Arguing that many of our reactions to the circumstances around us come from habits developed during childhood, a theory Stosny (Living and Loving after Betrayal, 2013, etc.) backs with research and his own therapy sessions, the author outlines just what that toddler brain is and how to access your adult brain instead. Located in the prefrontal cortex, the adult brain matures later in life and is responsible for a variety of functions. “A relatively late addition to the species,” writes Stosny, “the many specialties of the prefrontal cortex (PFC) include analysis, sensitivity to the perspectives of others, judgment, calculation, and regulation of impulses and emotions. It appraises environmental cues and organizes information to reconcile those appraisals with internal experience.” Only by using this part of the brain can we "soar above" the knee-jerk responses built up over a lifetime of habits that originate when the toddler brain is in control. By understanding what we want to "appreciate, nurture and protect," we can create a better life for ourselves and the other people in our lives. Although a bit redundant in his descriptions and comparisons between the toddler brain and the adult brain, Stosny, who writes one of the most popular blogs for Psychology Today, provides valuable information for those searching for a way to break out of old constructs. By examining our feelings, we can see how a toddler's reaction of fear can harden into caution or concern in the adult, anger can shift to impatience, and shame morphs into disappointment, all negative feelings the adult brain is more capable of processing in a positive way. Increasing self-esteem and offering kindness and compassion are just some of the many suggestions Stosny recommends for his readers.

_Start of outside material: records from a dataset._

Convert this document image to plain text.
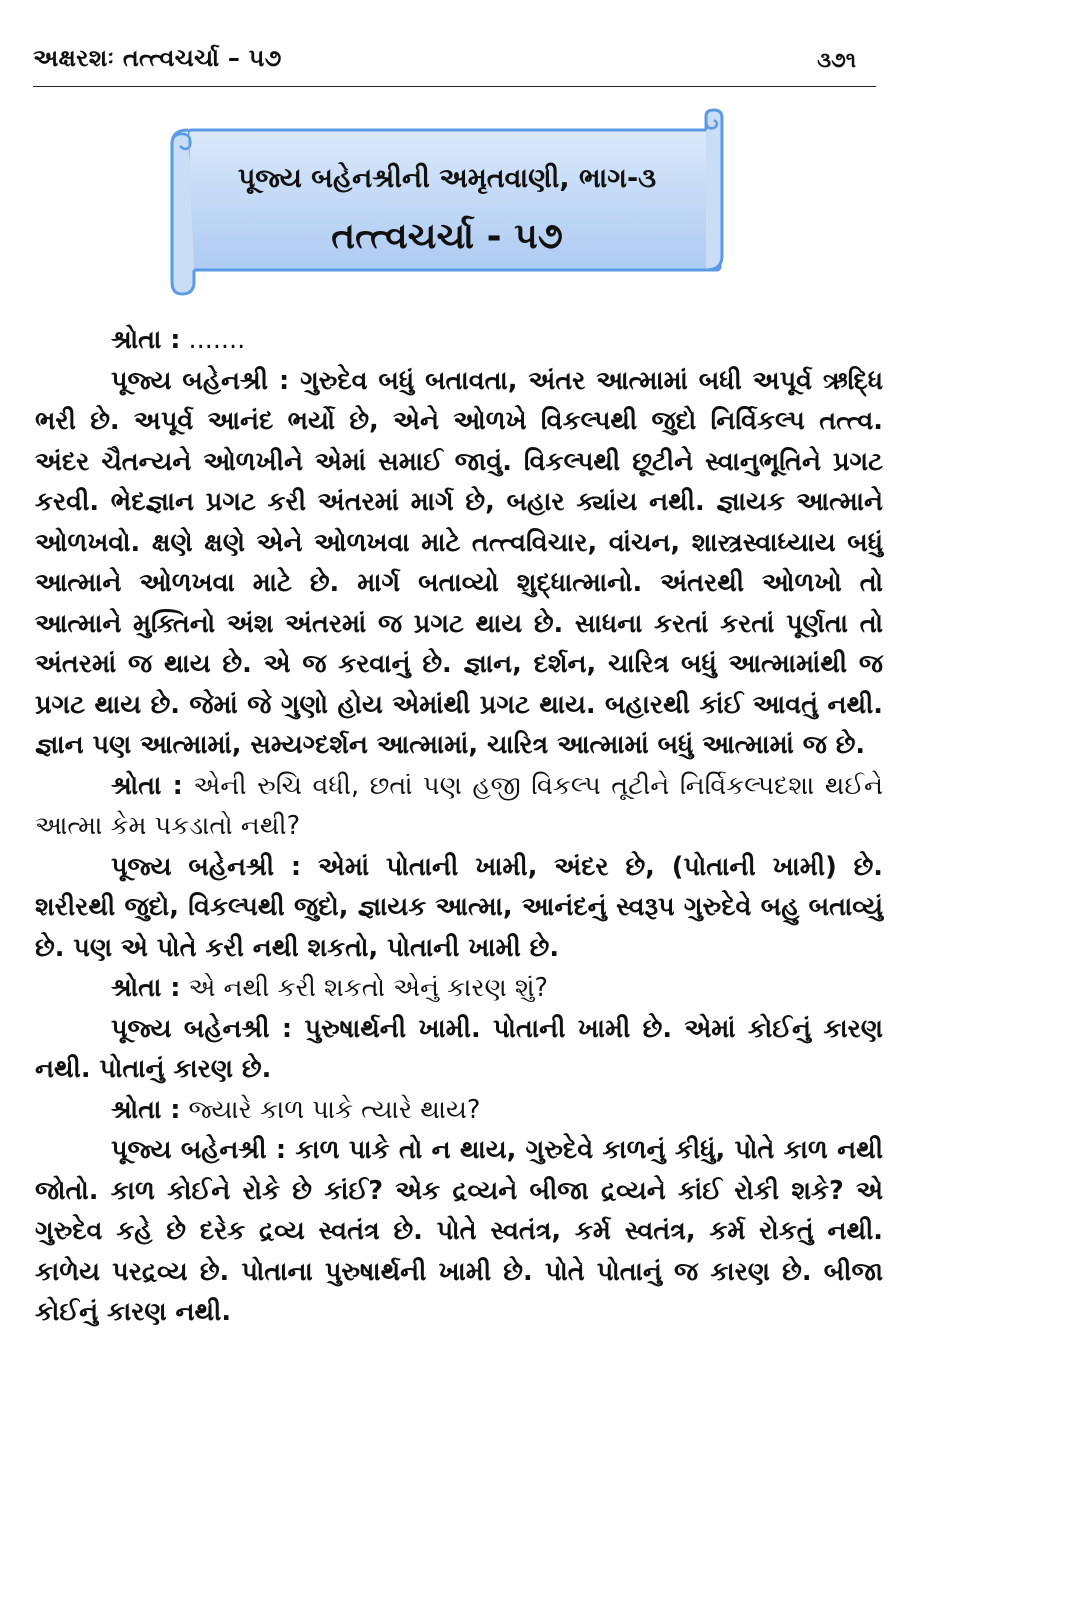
અક્ષરશઃ તત્ત્વચર્ચા – ૫૭	૩૭૧
પૂજ્ય બહેનશ્રીની અમૃતવાણી, ભાગ-૩
તત્ત્વચર્ચા - ૫૭

શ્રોતા : .......

પૂજ્ય બહેનશ્રી : ગુરુદેવ બધું બતાવતા, અંતર આત્મામાં બધી અપૂર્વ ઋદ્ધિ ભરી છે. અપૂર્વ આનંદ ભર્યો છે, એને ઓળખે વિકલ્પથી જુદો નિર્વિકલ્પ તત્ત્વ. અંદર ચૈતન્યને ઓળખીને એમાં સમાઈ જાવું. વિકલ્પથી છૂટીને સ્વાનુભૂતિને પ્રગટ કરવી. ભેદજ્ઞાન પ્રગટ કરી અંતરમાં માર્ગ છે, બહાર ક્યાંય નથી. જ્ઞાયક આત્માને ઓળખવો. ક્ષણે ક્ષણે એને ઓળખવા માટે તત્ત્વવિચાર, વાંચન, શાસ્ત્રસ્વાધ્યાય બધું આત્માને ઓળખવા માટે છે. માર્ગ બતાવ્યો શુદ્ધાત્માનો. અંતરથી ઓળખો તો આત્માને મુક્તિનો અંશ અંતરમાં જ પ્રગટ થાય છે. સાધના કરતાં કરતાં પૂર્ણતા તો અંતરમાં જ થાય છે. એ જ કરવાનું છે. જ્ઞાન, દર્શન, ચારિત્ર બધું આત્મામાંથી જ પ્રગટ થાય છે. જેમાં જે ગુણો હોય એમાંથી પ્રગટ થાય. બહારથી કાંઈ આવતું નથી. જ્ઞાન પણ આત્મામાં, સમ્યગ્દર્શન આત્મામાં, ચારિત્ર આત્મામાં બધું આત્મામાં જ છે.

શ્રોતા : એની રુચિ વધી, છતાં પણ હજી વિકલ્પ તૂટીને નિર્વિકલ્પદશા થઈને આત્મા કેમ પકડાતો નથી?

પૂજ્ય બહેનશ્રી : એમાં પોતાની ખામી, અંદર છે, (પોતાની ખામી) છે. શરીરથી જુદો, વિકલ્પથી જુદો, જ્ઞાયક આત્મા, આનંદનું સ્વરૂપ ગુરુદેવે બહુ બતાવ્યું છે. પણ એ પોતે કરી નથી શકતો, પોતાની ખામી છે.

શ્રોતા : એ નથી કરી શકતો એનું કારણ શું?

પૂજ્ય બહેનશ્રી : પુરુષાર્થની ખામી. પોતાની ખામી છે. એમાં કોઈનું કારણ નથી. પોતાનું કારણ છે.

શ્રોતા : જ્યારે કાળ પાકે ત્યારે થાય?

પૂજ્ય બહેનશ્રી : કાળ પાકે તો ન થાય, ગુરુદેવે કાળનું કીધું, પોતે કાળ નથી જોતો. કાળ કોઈને રોકે છે કાંઈ? એક દ્રવ્યને બીજા દ્રવ્યને કાંઈ રોકી શકે? એ ગુરુદેવ કહે છે દરેક દ્રવ્ય સ્વતંત્ર છે. પોતે સ્વતંત્ર, કર્મ સ્વતંત્ર, કર્મ રોકતું નથી. કાળેય પરદ્રવ્ય છે. પોતાના પુરુષાર્થની ખામી છે. પોતે પોતાનું જ કારણ છે. બીજા કોઈનું કારણ નથી.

In a book that will appeal to readers devoted to self-betterment, a relationship expert divides the brain into two parts and shows how to let the mature side win when under stress.
Psychological exercises to help individuals recover from abusive relationships.
Stosny (Love Without Hurt, 2008, etc.) is a consultant on anger management and family violence who conducts workshops worldwide. In this manual, he offers a pathway to recovery based on maxims similar to those found in books such as Norman Vincent Peale's The Power of Positive Thinking. Stosny cautions that being angry has “potent analgesic and amphetamine components that temporarily numb pain and provide a surge of energy to overcome perceived threat,” which can be addictive. Instead of being reactive, the author counsels allowing “ourselves to be guided by deeper values more than temporary feelings.” All of the exercises are to be done in writing. The first counterpoises a negative, self-critical attitude, such as “I'm gullible, a fool, too trusting,” with the affirmation, “I'm resilient, resourceful, human, sensitive.” A follow-up, five-step exercise elaborates core values and concludes with a spiritual testament. Another exercise includes comparing specifics: “What my partner did: My partner was mean to our pets. What I do: Today I was kind to our pets,” and so on. The second section of the book takes readers beyond verbal affirmations to taking actions that provide a meaningful basis for moving ahead with the healing process, such as treating a family member to dinner, bringing a pet to the vet or visiting an art gallery. Stosny also offers tips on how to use the lists to evaluate a potential lover (e.g., how that person discusses former relationships that didn't work out). In a valuable final section about the possibility of repairing a relationship after betrayal, the author gives a hypothetical example of a couple that profited from his anger management boot camp.
May help sufferers gain insight and move along with life, if they're not put off by the cloying tone and conventional wisdom.